A positive role model in every way, she went to night classes at the Community College, even though my father wasn’t supportive of her doing so. It was the second wave of the women’s movement, and I remember watching Murphy Brown on TV and seeing my mother work full-time, go to school part-time, cook dinner, and pack my father’s lunch. Even as we came out of recession, and my sister and I were teenagers, she worked second jobs with us at Mister Donut and Baker’s Square, working hard to pay off their house and build a small nest egg for their retirement.

She retired from her career at Mayo Clinic after 32 years, where, in addition to being a medical secretary, she was also the education coordinator for the Mayo School of Medicine in Microbiology and later transfusion medicine. She often went in early and stayed late, completely buying into the Mayo Clinic’s work ethic and culture. She made many suggestions on ways to improve various processes within her department and the clinic at large.
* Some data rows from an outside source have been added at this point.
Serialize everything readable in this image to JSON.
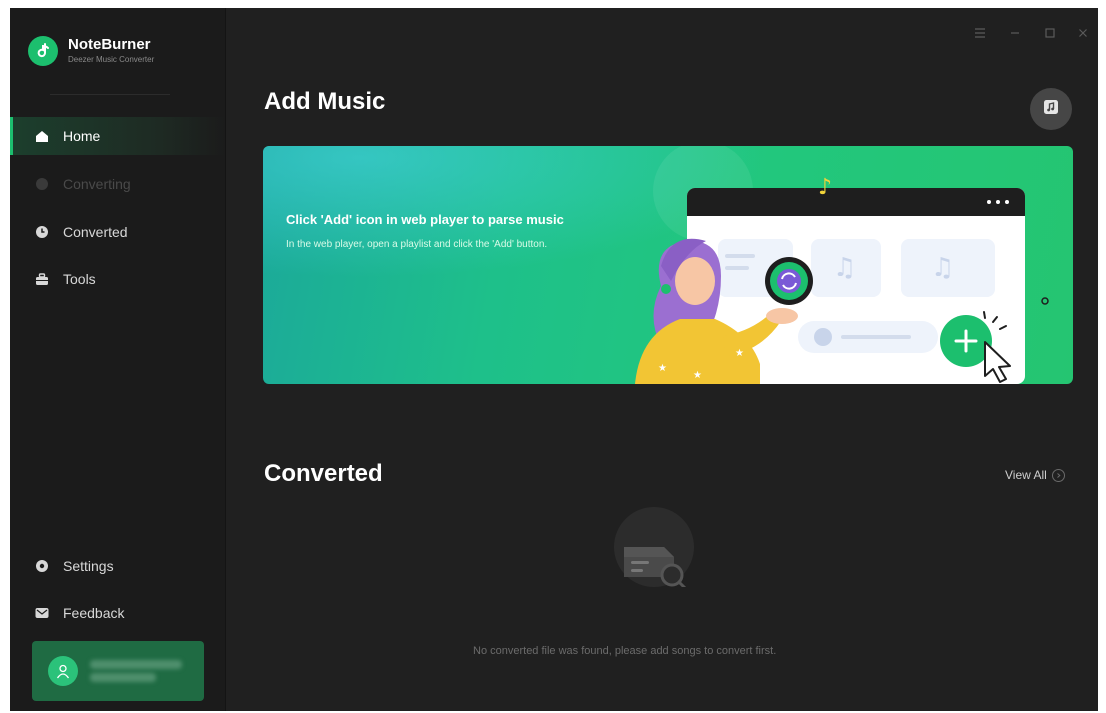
{
  "app": {
    "name": "NoteBurner",
    "subtitle": "Deezer Music Converter"
  },
  "sidebar": {
    "items": [
      {
        "label": "Home",
        "icon": "home-icon",
        "state": "active"
      },
      {
        "label": "Converting",
        "icon": "converting-icon",
        "state": "disabled"
      },
      {
        "label": "Converted",
        "icon": "clock-icon",
        "state": "normal"
      },
      {
        "label": "Tools",
        "icon": "toolbox-icon",
        "state": "normal"
      }
    ],
    "bottom_items": [
      {
        "label": "Settings",
        "icon": "gear-icon"
      },
      {
        "label": "Feedback",
        "icon": "mail-icon"
      }
    ]
  },
  "main": {
    "add_music_title": "Add Music",
    "banner": {
      "headline": "Click 'Add' icon in web player to parse music",
      "subtext": "In the web player, open a playlist and click the 'Add' button."
    },
    "converted_title": "Converted",
    "view_all_label": "View All",
    "empty_message": "No converted file was found, please add songs to convert first."
  },
  "colors": {
    "accent": "#1cbf6e",
    "window_bg": "#202020",
    "sidebar_bg": "#1b1b1b",
    "banner_start": "#1ba99a",
    "banner_end": "#25c571"
  }
}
I have many memories of going to her office after seeing the orthodontist, for instance, and waiting in the break room for her to finish her shift. She got some of the doctors and techs to show me around the microbiology labs and all the weird and gross things preserved in jars around the lab. She constantly talked about the great work being done by the doctors in her department. She got one of them to help me with a science project once and one of the female graduate students to speak to me about college and medical school and the difficulties balancing education and family. My mother always emphasized the role of education in building a better life. She wanted me to have options she didn’t have. Some of you reading this may not know, I am an endodontist and founded my own practice years ago. Now I have two wonderful partners, which has allowed me to cut back to three days a week in practice and have more time to play in my flower fields and establish a new business, Iron Butterfly Flower Farm!

Unfortunately, my mother’s health has declined after retirement, and she is not able to travel and get out as much as she would like. Thankfully, my father is now repaying her for all the years she cared for him and us, by caring for her. We are fortunate to have them practically next door to us now, and I try to shower her with flowers every week in the growing season, and dried flowers in the winter. Mom, thank you for always being a source of unconditional love to me and to your grandson, Klaus. We love you!